Feb 29 (Reuters) - Chile's SQM, the world's second-largest lithium producer, expects stable lithium prices over the next three months and strong demand through the year, executives said in a call with analysts on Thursday.

A day earlier, the company reported fourth-quarter net profit down more than 80% from a year ago as prices for the metal key to electric vehicle batteries continued to slide.

Global supplies for lithium outpaced demand over 2023, fuelling a glut that has dragged prices and caused producers such as Albemarle, the world's largest supplier, to cut jobs and pause expansions.

Even with global demand forecast to rise by a fifth in 2024, and SQM sales volumes expected to increase 5%-10%, the company warned that oversupply would hold prices steady.

SQM executives told analysts they did not have indications of any major lithium pricing shifts to come in the next three months, and were optimistic for the second half of the year.

They also predicted higher sales volumes in the second part of the year, along with first-quarter volumes expected to outdo the same period from a year before.

SQM's U.S.-listed shares were up 9.2% at $50.25 on Thursday afternoon as lithium carbonate prices rose in China, which also helped Albemarle shares rise 4.7% to $138.20.
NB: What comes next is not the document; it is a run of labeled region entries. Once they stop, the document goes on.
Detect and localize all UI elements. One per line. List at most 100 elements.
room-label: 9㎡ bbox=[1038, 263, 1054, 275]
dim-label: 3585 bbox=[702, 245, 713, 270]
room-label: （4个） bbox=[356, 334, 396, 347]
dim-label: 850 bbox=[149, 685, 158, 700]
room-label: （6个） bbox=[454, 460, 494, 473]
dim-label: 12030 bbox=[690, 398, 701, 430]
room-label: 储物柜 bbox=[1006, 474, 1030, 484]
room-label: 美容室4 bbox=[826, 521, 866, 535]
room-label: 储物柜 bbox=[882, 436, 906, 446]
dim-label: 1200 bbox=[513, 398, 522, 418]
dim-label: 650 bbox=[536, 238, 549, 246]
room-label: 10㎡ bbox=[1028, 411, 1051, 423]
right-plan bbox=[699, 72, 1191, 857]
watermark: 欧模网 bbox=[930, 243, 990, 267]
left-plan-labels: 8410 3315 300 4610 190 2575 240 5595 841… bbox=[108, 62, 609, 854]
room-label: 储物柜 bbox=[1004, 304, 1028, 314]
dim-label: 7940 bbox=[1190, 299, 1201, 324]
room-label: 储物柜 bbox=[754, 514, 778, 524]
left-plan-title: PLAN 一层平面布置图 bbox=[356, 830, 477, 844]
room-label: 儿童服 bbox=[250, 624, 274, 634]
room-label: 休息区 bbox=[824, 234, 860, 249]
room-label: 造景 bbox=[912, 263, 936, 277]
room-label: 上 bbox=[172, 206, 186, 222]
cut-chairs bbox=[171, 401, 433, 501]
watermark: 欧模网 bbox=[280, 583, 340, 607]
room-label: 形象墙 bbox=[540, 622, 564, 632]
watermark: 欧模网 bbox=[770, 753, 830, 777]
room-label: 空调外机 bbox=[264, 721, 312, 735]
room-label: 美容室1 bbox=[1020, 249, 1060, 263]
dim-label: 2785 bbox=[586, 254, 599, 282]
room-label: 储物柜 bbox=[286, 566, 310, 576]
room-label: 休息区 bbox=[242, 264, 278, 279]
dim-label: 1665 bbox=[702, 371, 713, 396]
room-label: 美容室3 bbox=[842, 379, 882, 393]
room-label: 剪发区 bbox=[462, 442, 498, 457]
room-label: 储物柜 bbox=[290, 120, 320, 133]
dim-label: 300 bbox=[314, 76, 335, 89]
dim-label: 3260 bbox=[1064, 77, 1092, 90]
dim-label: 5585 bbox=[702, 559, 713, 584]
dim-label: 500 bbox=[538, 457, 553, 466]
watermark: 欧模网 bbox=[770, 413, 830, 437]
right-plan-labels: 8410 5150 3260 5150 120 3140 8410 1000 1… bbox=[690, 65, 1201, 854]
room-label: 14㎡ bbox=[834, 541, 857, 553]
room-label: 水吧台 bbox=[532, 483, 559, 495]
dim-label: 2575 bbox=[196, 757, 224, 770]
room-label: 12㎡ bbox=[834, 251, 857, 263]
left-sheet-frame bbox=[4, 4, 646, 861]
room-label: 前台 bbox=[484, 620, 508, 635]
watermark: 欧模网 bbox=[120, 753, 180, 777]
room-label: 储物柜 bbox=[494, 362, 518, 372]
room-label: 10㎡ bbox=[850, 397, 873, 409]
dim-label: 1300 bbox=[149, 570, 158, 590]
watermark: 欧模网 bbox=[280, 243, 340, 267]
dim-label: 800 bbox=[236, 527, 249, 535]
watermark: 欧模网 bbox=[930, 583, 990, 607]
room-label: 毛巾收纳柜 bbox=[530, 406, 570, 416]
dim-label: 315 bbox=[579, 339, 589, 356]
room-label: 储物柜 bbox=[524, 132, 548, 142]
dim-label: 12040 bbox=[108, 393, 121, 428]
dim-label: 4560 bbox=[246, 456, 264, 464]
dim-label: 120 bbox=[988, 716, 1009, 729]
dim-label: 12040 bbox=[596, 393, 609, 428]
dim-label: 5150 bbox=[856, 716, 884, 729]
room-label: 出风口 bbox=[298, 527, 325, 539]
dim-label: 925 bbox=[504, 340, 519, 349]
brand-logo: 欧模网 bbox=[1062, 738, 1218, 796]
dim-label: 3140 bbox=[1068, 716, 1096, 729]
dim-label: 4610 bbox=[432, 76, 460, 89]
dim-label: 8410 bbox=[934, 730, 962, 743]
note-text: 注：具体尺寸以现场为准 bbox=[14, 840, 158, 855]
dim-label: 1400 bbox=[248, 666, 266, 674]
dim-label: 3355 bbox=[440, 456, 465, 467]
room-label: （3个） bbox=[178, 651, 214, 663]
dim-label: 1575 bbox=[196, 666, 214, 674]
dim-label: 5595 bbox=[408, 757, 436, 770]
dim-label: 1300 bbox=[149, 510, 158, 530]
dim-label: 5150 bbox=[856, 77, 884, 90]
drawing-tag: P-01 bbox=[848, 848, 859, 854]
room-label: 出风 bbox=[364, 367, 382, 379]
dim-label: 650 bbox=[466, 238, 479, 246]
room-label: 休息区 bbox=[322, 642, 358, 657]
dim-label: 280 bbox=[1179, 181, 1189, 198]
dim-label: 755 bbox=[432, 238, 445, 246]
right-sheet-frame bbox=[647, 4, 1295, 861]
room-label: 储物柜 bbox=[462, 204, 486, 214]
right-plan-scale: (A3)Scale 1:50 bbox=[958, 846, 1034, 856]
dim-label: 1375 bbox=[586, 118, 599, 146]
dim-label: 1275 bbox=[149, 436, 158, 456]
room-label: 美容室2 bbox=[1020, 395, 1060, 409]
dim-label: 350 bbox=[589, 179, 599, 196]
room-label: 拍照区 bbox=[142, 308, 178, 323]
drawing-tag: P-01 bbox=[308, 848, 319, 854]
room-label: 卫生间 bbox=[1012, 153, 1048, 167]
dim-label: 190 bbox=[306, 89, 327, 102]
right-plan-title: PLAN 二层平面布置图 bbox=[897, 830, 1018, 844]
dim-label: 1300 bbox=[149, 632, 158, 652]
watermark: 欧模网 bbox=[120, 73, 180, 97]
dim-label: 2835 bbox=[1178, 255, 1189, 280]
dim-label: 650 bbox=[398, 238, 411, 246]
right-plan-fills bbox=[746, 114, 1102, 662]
SQM Chief Executive Ricardo Ramos said the company could potentially revise its sales volume forecast as the year progresses.

Executives also discussed the electric vehicle (EV) market, with SQM's lithium market analyst Gonzalo Gil noting that EVs are expected to make up more than half of new vehicle sales a decade from now, with continued dependence on lithium batteries.

EV demand has slowed in recent months, forcing automakers and suppliers to pull back on plans and re-evaluate targets. Analysts have also noted that a potential win by former President Donald Trump in the U.S. presidential election in November could lead to reduced EV incentives.

Asked by an analyst whether that possibility could lead to further oversupply of lithium, Gil said he did not anticipate a long-term impact.